The Character Set Converter

charconv is a command line utility that converts a text file into another character set encoding. Either the input or the output file must be encoded in Unicode — the tool cannot convert directly between two non-Unicode encodings. The tool is useful for converting resource files written in a local character set encoding into the standard encoding expected for the device, (e.g. UTF-8).

The names of the input and output files and how they are encoded are passed as parameters to the tool. If the input filename is omitted, the tool takes its input from stdin, and if the output filename is omitted, it writes its output to stdout.

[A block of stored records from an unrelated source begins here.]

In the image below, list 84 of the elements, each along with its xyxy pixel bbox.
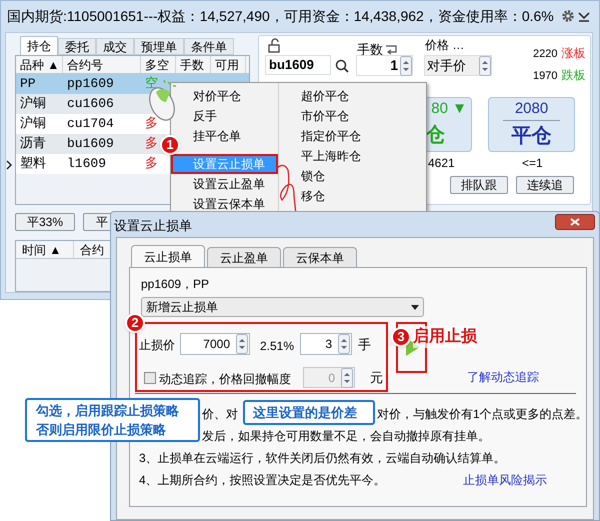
table-cell: 多 (145, 136, 158, 151)
spin-arrows-icon (341, 368, 353, 388)
trailing-checkbox[interactable] (144, 372, 156, 384)
column-header[interactable]: 多空 (141, 56, 176, 73)
close-percent-button[interactable]: 平33% (15, 213, 75, 231)
close-icon (570, 218, 580, 226)
menu-item[interactable]: 锁仓 (301, 166, 325, 186)
price-label: 价格 … (425, 38, 464, 53)
spin-arrows-icon (236, 334, 248, 354)
table-cell: pp1609 (67, 76, 114, 91)
spin-arrows-icon (400, 56, 412, 76)
table-cell: 沪铜 (20, 116, 46, 131)
spin-arrows-icon (338, 334, 350, 354)
stop-price-label: 止损价 (139, 337, 175, 354)
table-cell: cu1606 (67, 96, 114, 111)
settings-icon[interactable] (560, 8, 576, 24)
open-volume: 4621 (428, 155, 455, 172)
tab[interactable]: 持仓 (20, 36, 58, 55)
trailing-label: 动态追踪，价格回撤幅度 (159, 371, 291, 388)
percent-text: 2.51% (260, 338, 294, 355)
menu-item[interactable]: 市价平仓 (301, 106, 349, 126)
close-limit: <=1 (522, 155, 543, 172)
tab[interactable]: 成交 (96, 38, 134, 55)
tab[interactable]: 条件单 (184, 38, 234, 55)
column-header[interactable]: 手数 (176, 56, 211, 73)
lots-unit: 手 (358, 336, 371, 354)
table-cell: bu1609 (67, 136, 114, 151)
table-cell: 空 (145, 76, 158, 91)
menu-item[interactable]: 超价平仓 (301, 86, 349, 106)
order-dropdown[interactable]: 新增云止损单 (141, 297, 424, 317)
menu-item[interactable]: 移仓 (301, 186, 325, 206)
close-position-button[interactable]: 2080 平仓 (488, 97, 575, 152)
menu-item[interactable]: 设置云止盈单 (193, 174, 265, 194)
column-header[interactable]: 品种 ▲ (16, 56, 63, 73)
start-label: 启用止损 (413, 326, 477, 348)
table-cell: PP (20, 76, 36, 91)
pullback-unit: 元 (370, 369, 383, 387)
column-header[interactable]: 合约号 (63, 56, 141, 73)
tab[interactable]: 云保本单 (283, 247, 357, 267)
dropdown-arrow-icon (411, 304, 419, 310)
return-icon (385, 44, 397, 56)
queue-button[interactable]: 排队跟 (450, 176, 508, 194)
contract-label: pp1609，PP (141, 276, 210, 293)
spin-arrows-icon (479, 56, 491, 76)
tab[interactable]: 云止盈单 (207, 247, 281, 267)
lots-spinner[interactable]: 3 (300, 333, 352, 355)
search-icon (335, 59, 349, 73)
note-text: 3、止损单在云端运行，软件关闭后仍然有效，云端自动确认结算单。 (139, 450, 506, 467)
callout-text: 勾选，启用跟踪止损策略 (36, 402, 180, 420)
table-cell: l1609 (67, 156, 106, 171)
menu-item[interactable]: 平上海昨仓 (301, 146, 361, 166)
lots-spinner[interactable]: 1 (356, 55, 413, 76)
stop-price-spinner[interactable]: 7000 (180, 333, 250, 355)
menu-item[interactable]: 设置云保本单 (193, 194, 265, 214)
table-cell: 沥青 (20, 136, 46, 151)
note-text: 发后，如果持仓可用数量不足，会自动撤掉原有挂单。 (202, 428, 490, 445)
table-cell: 多 (145, 116, 158, 131)
contract-field[interactable]: bu1609 (265, 55, 331, 75)
close-button[interactable] (555, 214, 595, 230)
column-header[interactable]: 可用 (211, 56, 246, 73)
window-title: 国内期货:1105001651---权益：14,527,490，可用资金：14,438,962，资金使用率：0.6% (7, 6, 554, 26)
table-cell: cu1704 (67, 116, 114, 131)
lock-icon (268, 38, 280, 53)
tab[interactable]: 云止损单 (131, 245, 205, 267)
note-text: 对价，与触发价有1个点或更多的点差。 (377, 406, 588, 423)
price-type-spinner[interactable]: 对手价 (424, 55, 492, 76)
trailing-link[interactable]: 了解动态追踪 (467, 368, 539, 386)
limit-down-label: 跌板 (561, 67, 586, 84)
callout-text: 这里设置的是价差 (253, 404, 357, 422)
note-text: 价、对 (202, 406, 238, 423)
limit-up-price: 2220 (533, 47, 558, 62)
tab[interactable]: 预埋单 (134, 38, 184, 55)
table-cell: 塑料 (20, 156, 46, 171)
table-cell: 多 (145, 156, 158, 171)
chase-button[interactable]: 连续追 (516, 176, 574, 194)
table-cell: 沪铜 (20, 96, 46, 111)
tab[interactable]: 委托 (58, 38, 96, 55)
limit-down-price: 1970 (533, 69, 558, 84)
risk-link[interactable]: 止损单风险揭示 (463, 471, 547, 489)
callout-text: 否则启用限价止损策略 (36, 421, 167, 439)
limit-up-label: 涨板 (561, 45, 586, 62)
note-text: 4、上期所合约，按照设置决定是否优先平今。 (139, 472, 386, 489)
column-header[interactable]: 时间 ▲ (16, 241, 74, 258)
menu-item[interactable]: 指定价平仓 (301, 126, 361, 146)
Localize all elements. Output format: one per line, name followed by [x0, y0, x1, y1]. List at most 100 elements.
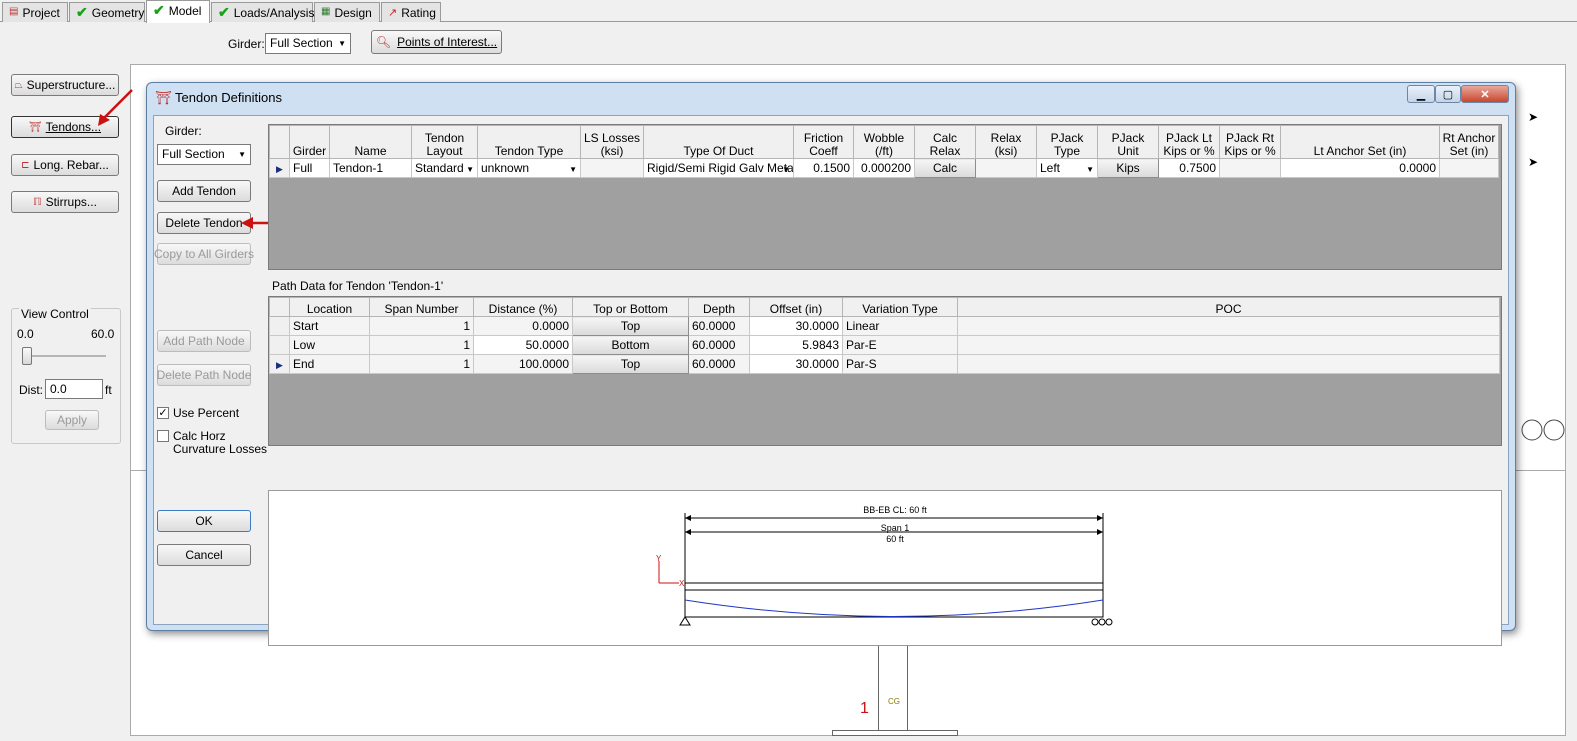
- view-max-label: 60.0: [91, 327, 115, 341]
- tab-project[interactable]: ▤ Project: [2, 2, 68, 22]
- calc-relax-button[interactable]: Calc: [914, 158, 976, 178]
- cell-offset[interactable]: 30.0000: [749, 316, 843, 336]
- rating-icon: ↗: [388, 7, 398, 19]
- cell-duct[interactable]: Rigid/Semi Rigid Galv Meta ▼: [643, 158, 794, 178]
- row-selector[interactable]: ▶: [269, 354, 290, 374]
- cancel-button[interactable]: Cancel: [157, 544, 251, 566]
- tab-design[interactable]: ▦ Design: [314, 2, 380, 22]
- girder-select[interactable]: Full Section ▼: [265, 33, 351, 54]
- cell-span: 1: [369, 316, 474, 336]
- path-data-title: Path Data for Tendon 'Tendon-1': [272, 279, 444, 293]
- maximize-button[interactable]: ▢: [1435, 85, 1461, 103]
- apply-button[interactable]: Apply: [45, 410, 99, 430]
- cell-wobble[interactable]: 0.000200: [853, 158, 915, 178]
- col-pjack-rt: PJack Rt Kips or %: [1219, 125, 1281, 159]
- arrow-right-icon: [1097, 529, 1103, 535]
- annotation-arrow: [98, 86, 138, 126]
- tendon-icon: ⛩: [155, 90, 172, 105]
- cell-tendon-type[interactable]: unknown ▼: [477, 158, 581, 178]
- add-tendon-button[interactable]: Add Tendon: [157, 180, 251, 202]
- cell-pjack-lt[interactable]: 0.7500: [1158, 158, 1220, 178]
- row-selector[interactable]: ▶: [269, 158, 290, 178]
- view-slider-thumb[interactable]: [22, 347, 32, 365]
- use-percent-checkbox[interactable]: ✓: [157, 407, 169, 419]
- chevron-down-icon: ▼: [466, 165, 474, 174]
- dist-unit-label: ft: [105, 383, 112, 397]
- points-of-interest-button[interactable]: 🔍︎ Points of Interest...: [371, 30, 502, 54]
- cell-poc[interactable]: [957, 316, 1500, 336]
- tab-geometry[interactable]: ✔ Geometry: [69, 2, 145, 22]
- cell-pjack-rt[interactable]: [1219, 158, 1281, 178]
- copy-to-all-girders-button[interactable]: Copy to All Girders: [154, 243, 254, 265]
- cell-lt-anchor[interactable]: 0.0000: [1280, 158, 1440, 178]
- cell-span: 1: [369, 335, 474, 355]
- delete-tendon-button[interactable]: Delete Tendon: [157, 212, 251, 234]
- cell-girder[interactable]: Full: [289, 158, 330, 178]
- cell-layout[interactable]: Standard ▼: [411, 158, 478, 178]
- cell-rt-anchor[interactable]: [1439, 158, 1499, 178]
- dist-input[interactable]: 0.0: [45, 379, 103, 399]
- minimize-button[interactable]: ▁: [1407, 85, 1435, 103]
- pjack-unit-button[interactable]: Kips: [1097, 158, 1159, 178]
- cell-distance[interactable]: 50.0000: [473, 335, 573, 355]
- ok-button[interactable]: OK: [157, 510, 251, 532]
- table-row[interactable]: Start 1 0.0000 Top 60.0000 30.0000 Linea…: [269, 316, 1500, 336]
- col-relax: Relax (ksi): [975, 125, 1037, 159]
- col-girder: Girder: [289, 125, 330, 159]
- cell-variation[interactable]: Par-E: [842, 335, 958, 355]
- view-control-label: View Control: [19, 307, 91, 321]
- cell-distance[interactable]: 0.0000: [473, 316, 573, 336]
- long-rebar-button[interactable]: ⊏ Long. Rebar...: [11, 154, 119, 176]
- span-length: 60 ft: [886, 534, 904, 544]
- stirrups-button[interactable]: ℿ Stirrups...: [11, 191, 119, 213]
- dialog-girder-select[interactable]: Full Section ▼: [157, 144, 251, 165]
- add-path-node-button[interactable]: Add Path Node: [157, 330, 251, 352]
- col-wobble: Wobble (/ft): [853, 125, 915, 159]
- cell-relax[interactable]: [975, 158, 1037, 178]
- delete-path-node-button[interactable]: Delete Path Node: [157, 364, 251, 386]
- tab-rating[interactable]: ↗ Rating: [381, 2, 441, 22]
- calc-horz-checkbox[interactable]: [157, 430, 169, 442]
- cell-distance[interactable]: 100.0000: [473, 354, 573, 374]
- calc-horz-label-2: Curvature Losses: [173, 442, 268, 456]
- chevron-down-icon: ▼: [1086, 165, 1094, 174]
- top-bottom-button[interactable]: Bottom: [572, 335, 689, 355]
- cell-poc[interactable]: [957, 335, 1500, 355]
- minimize-icon: ▁: [1416, 88, 1426, 101]
- col-lt-anchor: Lt Anchor Set (in): [1280, 125, 1440, 159]
- table-row[interactable]: ▶ End 1 100.0000 Top 60.0000 30.0000 Par…: [269, 354, 1500, 374]
- cell-poc[interactable]: [957, 354, 1500, 374]
- girder-label: Girder:: [228, 37, 265, 51]
- col-location: Location: [289, 297, 370, 317]
- cell-friction[interactable]: 0.1500: [793, 158, 854, 178]
- cell-offset[interactable]: 5.9843: [749, 335, 843, 355]
- tab-model[interactable]: ✔ Model: [146, 0, 210, 23]
- chevron-down-icon: ▼: [782, 165, 790, 174]
- cell-pjack-type[interactable]: Left ▼: [1036, 158, 1098, 178]
- cell-depth: 60.0000: [688, 354, 750, 374]
- chevron-down-icon: ▼: [238, 150, 246, 159]
- use-percent-label: Use Percent: [173, 406, 240, 420]
- top-bottom-button[interactable]: Top: [572, 354, 689, 374]
- table-row[interactable]: Low 1 50.0000 Bottom 60.0000 5.9843 Par-…: [269, 335, 1500, 355]
- cell-offset[interactable]: 30.0000: [749, 354, 843, 374]
- cell-variation[interactable]: Linear: [842, 316, 958, 336]
- y-axis-label: Y: [656, 554, 662, 563]
- view-min-label: 0.0: [17, 327, 34, 341]
- close-icon: ✕: [1480, 88, 1490, 101]
- table-row[interactable]: ▶ Full Tendon-1 Standard ▼ unknown ▼ Rigid…: [269, 158, 1499, 178]
- top-bottom-button[interactable]: Top: [572, 316, 689, 336]
- cell-location: Start: [289, 316, 370, 336]
- cell-name[interactable]: Tendon-1: [329, 158, 412, 178]
- col-type-of-duct: Type Of Duct: [643, 125, 794, 159]
- close-button[interactable]: ✕: [1461, 85, 1509, 103]
- check-icon: ✔: [76, 4, 88, 20]
- tab-loads-analysis[interactable]: ✔ Loads/Analysis: [211, 2, 314, 22]
- cell-ls-losses[interactable]: [580, 158, 644, 178]
- row-selector[interactable]: [269, 316, 290, 336]
- project-icon: ▤: [9, 6, 19, 17]
- row-selector[interactable]: [269, 335, 290, 355]
- cell-variation[interactable]: Par-S: [842, 354, 958, 374]
- col-poc: POC: [957, 297, 1500, 317]
- view-slider-track[interactable]: [22, 355, 106, 357]
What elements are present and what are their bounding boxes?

Other possible parameters are the byte order for the file encoded in Unicode and a byte order mark. The Unicode byte order can be specified as little or big endian. Little endian is assumed by default. When converting from a foreign encoding into Unicode, -byteordermark can be specified to add a byte order mark to the Unicode output. If specified, the Unicode byte order must also be specified.

The tool is invoked using charconv.bat. Data files for the supported non-Unicode character set encodings are stored as .dat files in the \epoc32\tools\charconv\ directory. In addition, the tool supports conversion both ways between Unicode and UTF-8. If no data file exists for the specified encoding, the tool terminates, and outputs an appropriate error message.

When converting a foreign-encoded input text file into Unicode, any unknown characters are replaced by the Unicode 0xFFFD character. When converting a Unicode input text file into a foreign encoding, any unknown characters are replaced by the replacement character specified in the data file.